The same observations were conducted for this product as in the Example 1. That is, the dot map of the seam section is as shown in FIG. 7, and the penetration by diffusion of the tin into the seam section was maximal, and it was found that the danger of segregation was serious even for plastic processing with low processing rate. Also the SEM photograph of the interior wall of the pipe was as shown in FIG. 8, while the tin and copper dot map was as shown in FIG. 9 and FIG. 10. The tin coating layer had hardly been formed and only the copper diffusion layer had formed. Also, through the SEM photograph, shown by FIG. 11, and the dot map of tin, shown in FIG. 12, it was observed that the tin had turned to a residue, lumped at the bottom of the pipe, so that uniform coating had not been formed.
A diameter 0.5 mm tin wire material was inserted into an electric welded pipe of external diameter 0.8 mm, thickness 0.7 mm, and length 7 m, plated inside with copper plate of thickness 3 μm, and treated as in the Example 1, to form a coating on the interior of the electric walled pipe.
The SEM photograph of the cross section segment, and the tin and copper dot maps of this product were observed by the same method as in the Example 1. As a result, as in Example 1, it was observed that a uniform coating had been formed.
Using an electric welded pipe similar to that used in Example 2, a tin based, zinc plated wire of diameter 0.5 mm was inserted, treated by the same method as in Example 1, to form a coating in the interior of the walled pipe.
Observations, similar to those conducted in the Example 2, were conducted and it was found that a similarily uniform coating had been formed.
Using an electric welded pipe similar to that used in Example 1, a tin-zinc clad wire material of diameter 0.5 mm was inserted in it, treated by the same method as in Example 1, to form a coating in the interior of the electric walled pipe.

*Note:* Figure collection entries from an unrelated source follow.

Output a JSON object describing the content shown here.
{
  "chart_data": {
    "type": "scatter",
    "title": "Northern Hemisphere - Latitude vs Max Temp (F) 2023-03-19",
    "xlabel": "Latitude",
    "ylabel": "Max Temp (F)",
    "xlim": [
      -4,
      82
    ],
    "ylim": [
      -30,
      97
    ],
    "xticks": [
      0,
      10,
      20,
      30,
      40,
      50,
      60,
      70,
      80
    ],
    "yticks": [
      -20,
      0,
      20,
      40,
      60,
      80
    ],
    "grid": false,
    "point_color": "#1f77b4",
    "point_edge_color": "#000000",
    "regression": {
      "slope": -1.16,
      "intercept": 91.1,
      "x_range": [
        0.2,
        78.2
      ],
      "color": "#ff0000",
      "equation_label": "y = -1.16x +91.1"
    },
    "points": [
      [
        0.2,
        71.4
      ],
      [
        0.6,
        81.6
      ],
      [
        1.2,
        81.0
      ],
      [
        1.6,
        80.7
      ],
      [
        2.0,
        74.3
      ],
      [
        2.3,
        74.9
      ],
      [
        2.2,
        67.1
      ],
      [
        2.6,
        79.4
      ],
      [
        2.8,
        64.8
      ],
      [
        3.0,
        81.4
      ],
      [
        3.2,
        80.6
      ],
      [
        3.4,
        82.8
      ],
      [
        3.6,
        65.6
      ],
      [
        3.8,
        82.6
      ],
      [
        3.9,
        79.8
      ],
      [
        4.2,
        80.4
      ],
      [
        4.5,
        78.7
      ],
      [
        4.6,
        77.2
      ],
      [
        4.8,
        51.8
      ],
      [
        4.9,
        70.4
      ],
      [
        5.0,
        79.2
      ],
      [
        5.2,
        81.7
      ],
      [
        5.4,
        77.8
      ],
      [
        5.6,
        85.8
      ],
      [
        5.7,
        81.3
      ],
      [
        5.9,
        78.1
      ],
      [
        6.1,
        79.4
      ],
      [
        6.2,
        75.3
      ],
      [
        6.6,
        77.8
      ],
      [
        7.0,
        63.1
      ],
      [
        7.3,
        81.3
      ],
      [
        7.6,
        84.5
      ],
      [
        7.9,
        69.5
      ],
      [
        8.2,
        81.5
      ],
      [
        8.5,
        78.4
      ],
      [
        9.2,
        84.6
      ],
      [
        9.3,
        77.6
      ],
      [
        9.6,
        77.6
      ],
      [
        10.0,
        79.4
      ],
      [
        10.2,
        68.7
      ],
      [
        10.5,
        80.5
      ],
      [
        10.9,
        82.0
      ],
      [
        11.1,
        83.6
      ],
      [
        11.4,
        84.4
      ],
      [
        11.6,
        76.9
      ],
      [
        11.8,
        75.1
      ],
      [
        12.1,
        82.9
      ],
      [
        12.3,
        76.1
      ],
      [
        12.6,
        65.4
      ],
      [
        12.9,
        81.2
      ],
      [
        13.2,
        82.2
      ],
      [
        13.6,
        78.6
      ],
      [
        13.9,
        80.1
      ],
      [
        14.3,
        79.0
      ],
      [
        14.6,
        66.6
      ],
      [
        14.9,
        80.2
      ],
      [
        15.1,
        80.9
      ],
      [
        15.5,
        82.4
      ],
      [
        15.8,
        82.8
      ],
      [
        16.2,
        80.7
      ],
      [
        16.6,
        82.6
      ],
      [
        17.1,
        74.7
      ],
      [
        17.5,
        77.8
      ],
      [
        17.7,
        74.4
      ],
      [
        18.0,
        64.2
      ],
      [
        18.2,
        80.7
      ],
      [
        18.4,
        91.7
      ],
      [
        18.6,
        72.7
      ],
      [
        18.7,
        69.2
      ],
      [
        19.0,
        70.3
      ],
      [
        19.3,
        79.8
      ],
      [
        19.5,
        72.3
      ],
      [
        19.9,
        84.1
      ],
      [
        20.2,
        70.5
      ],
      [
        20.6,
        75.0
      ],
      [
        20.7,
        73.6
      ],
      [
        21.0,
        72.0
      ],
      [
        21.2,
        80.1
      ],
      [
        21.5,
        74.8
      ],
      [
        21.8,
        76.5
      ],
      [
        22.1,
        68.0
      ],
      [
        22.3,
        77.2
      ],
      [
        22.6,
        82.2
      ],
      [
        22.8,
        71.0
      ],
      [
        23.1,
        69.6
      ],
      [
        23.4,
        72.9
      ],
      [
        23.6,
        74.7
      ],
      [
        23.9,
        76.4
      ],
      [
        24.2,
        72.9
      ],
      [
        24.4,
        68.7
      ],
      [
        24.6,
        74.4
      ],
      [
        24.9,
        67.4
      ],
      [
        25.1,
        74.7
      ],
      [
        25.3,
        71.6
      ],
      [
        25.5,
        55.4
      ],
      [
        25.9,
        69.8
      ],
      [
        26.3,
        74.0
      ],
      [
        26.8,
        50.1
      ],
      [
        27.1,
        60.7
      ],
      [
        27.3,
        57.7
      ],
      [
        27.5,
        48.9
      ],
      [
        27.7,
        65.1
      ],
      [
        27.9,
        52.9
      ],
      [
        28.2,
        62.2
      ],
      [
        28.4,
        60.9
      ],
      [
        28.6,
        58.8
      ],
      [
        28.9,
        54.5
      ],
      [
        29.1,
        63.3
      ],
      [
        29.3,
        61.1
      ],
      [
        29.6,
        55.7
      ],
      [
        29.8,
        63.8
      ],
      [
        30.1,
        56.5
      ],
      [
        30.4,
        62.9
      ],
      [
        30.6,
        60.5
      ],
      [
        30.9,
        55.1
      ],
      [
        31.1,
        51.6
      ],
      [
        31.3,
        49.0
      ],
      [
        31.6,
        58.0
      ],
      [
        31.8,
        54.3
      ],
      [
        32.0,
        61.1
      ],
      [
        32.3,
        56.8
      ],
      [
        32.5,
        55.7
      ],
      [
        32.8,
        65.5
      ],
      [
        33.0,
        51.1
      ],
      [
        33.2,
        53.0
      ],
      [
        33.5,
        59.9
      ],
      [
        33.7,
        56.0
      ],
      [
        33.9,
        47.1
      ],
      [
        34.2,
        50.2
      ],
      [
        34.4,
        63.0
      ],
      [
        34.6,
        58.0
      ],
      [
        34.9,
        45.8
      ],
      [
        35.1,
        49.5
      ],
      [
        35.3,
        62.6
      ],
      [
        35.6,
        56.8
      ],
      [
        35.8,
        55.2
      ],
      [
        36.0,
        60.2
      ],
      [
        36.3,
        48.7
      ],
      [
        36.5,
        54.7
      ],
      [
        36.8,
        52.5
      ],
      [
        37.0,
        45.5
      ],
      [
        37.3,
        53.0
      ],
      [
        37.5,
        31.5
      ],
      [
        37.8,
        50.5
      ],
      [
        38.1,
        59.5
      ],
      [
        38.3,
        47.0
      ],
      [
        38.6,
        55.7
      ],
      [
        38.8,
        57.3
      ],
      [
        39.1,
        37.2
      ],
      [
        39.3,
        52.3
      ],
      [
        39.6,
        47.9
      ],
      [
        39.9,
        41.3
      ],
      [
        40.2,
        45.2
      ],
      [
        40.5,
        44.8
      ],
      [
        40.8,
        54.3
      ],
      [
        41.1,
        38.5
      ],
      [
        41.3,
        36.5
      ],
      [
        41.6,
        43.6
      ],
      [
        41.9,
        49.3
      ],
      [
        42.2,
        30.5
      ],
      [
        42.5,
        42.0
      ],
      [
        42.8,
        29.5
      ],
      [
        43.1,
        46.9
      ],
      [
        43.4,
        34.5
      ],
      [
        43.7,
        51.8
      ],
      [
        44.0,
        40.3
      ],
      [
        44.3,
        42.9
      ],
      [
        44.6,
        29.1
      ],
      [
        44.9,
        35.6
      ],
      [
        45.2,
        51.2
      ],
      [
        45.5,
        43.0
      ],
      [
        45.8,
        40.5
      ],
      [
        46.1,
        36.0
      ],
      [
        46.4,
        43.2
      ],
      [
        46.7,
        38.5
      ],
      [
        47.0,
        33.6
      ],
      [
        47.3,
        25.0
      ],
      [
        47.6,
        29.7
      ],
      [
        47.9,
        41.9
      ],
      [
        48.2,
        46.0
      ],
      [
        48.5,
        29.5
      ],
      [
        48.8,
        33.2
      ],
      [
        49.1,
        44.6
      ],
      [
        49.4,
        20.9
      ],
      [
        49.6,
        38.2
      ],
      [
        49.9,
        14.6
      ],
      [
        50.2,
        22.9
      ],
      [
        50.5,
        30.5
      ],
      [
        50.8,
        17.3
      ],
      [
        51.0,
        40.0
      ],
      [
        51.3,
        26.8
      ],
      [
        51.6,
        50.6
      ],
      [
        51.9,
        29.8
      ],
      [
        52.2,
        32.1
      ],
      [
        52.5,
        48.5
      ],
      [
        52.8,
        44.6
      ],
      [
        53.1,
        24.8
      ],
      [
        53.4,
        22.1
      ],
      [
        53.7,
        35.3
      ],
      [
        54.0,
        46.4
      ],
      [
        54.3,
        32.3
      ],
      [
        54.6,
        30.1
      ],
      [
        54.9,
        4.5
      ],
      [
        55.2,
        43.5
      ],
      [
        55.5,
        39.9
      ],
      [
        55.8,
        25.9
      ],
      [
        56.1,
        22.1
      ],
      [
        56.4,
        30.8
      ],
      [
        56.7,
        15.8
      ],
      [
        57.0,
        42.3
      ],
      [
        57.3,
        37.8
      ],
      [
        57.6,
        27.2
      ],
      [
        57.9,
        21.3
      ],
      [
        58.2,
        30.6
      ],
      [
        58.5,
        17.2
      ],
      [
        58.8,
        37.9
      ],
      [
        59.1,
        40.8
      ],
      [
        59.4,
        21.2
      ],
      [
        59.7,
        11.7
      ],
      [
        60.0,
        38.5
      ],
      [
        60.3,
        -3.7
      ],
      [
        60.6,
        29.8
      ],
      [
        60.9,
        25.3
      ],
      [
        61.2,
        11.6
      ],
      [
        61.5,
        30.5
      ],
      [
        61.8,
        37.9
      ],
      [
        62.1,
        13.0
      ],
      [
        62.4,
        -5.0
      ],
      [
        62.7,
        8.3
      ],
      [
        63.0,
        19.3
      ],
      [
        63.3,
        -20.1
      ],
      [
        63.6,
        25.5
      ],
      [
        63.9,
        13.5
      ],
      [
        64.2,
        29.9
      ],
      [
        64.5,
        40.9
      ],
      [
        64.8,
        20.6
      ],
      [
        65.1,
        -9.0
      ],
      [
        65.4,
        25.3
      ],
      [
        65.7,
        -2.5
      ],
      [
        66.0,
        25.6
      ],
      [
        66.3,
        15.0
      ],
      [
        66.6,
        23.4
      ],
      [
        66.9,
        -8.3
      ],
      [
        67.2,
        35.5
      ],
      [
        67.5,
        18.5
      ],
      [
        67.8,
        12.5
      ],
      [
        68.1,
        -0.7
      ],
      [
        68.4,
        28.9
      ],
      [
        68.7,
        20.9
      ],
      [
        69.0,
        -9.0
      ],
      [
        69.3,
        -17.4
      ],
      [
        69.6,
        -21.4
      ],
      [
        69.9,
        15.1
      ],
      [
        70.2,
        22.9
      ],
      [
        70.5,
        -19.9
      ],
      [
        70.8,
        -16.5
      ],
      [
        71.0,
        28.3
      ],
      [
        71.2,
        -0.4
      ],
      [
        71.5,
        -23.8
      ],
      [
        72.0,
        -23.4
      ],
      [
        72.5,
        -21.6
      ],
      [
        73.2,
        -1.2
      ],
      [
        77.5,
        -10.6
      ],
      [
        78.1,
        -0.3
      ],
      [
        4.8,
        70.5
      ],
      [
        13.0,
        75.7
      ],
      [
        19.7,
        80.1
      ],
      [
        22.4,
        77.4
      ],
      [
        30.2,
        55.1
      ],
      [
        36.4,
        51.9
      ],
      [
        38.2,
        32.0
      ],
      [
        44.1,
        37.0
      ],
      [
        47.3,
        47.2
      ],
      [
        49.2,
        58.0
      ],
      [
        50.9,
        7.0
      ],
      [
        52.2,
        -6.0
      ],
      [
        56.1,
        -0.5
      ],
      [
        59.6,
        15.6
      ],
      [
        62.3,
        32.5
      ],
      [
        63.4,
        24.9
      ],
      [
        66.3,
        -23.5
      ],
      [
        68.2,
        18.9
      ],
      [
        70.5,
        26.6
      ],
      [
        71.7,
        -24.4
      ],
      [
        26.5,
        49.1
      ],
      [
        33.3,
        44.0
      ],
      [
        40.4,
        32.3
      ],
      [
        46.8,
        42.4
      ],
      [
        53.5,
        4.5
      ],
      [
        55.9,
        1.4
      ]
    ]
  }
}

Observations, similar to those conducted in the Example 2, were conducted, and it was found that a similarly uniform coating had been formed.
Using an electric walled pipe similar to that used in Example 2, a tin-zinc alloy wire material of diameter 0.5 mm was inserted, treated by the same method as in the Comparative Example 1, and observed by the same method as in Example 2.
As a result, the SEM photograph was as shown in FIG. 13, and the dot map of tin as snown in FIG. 14. Metal corrosion was found to be quite deep, and, furthermore, to have been formed intermittently throughout the length of the pipe.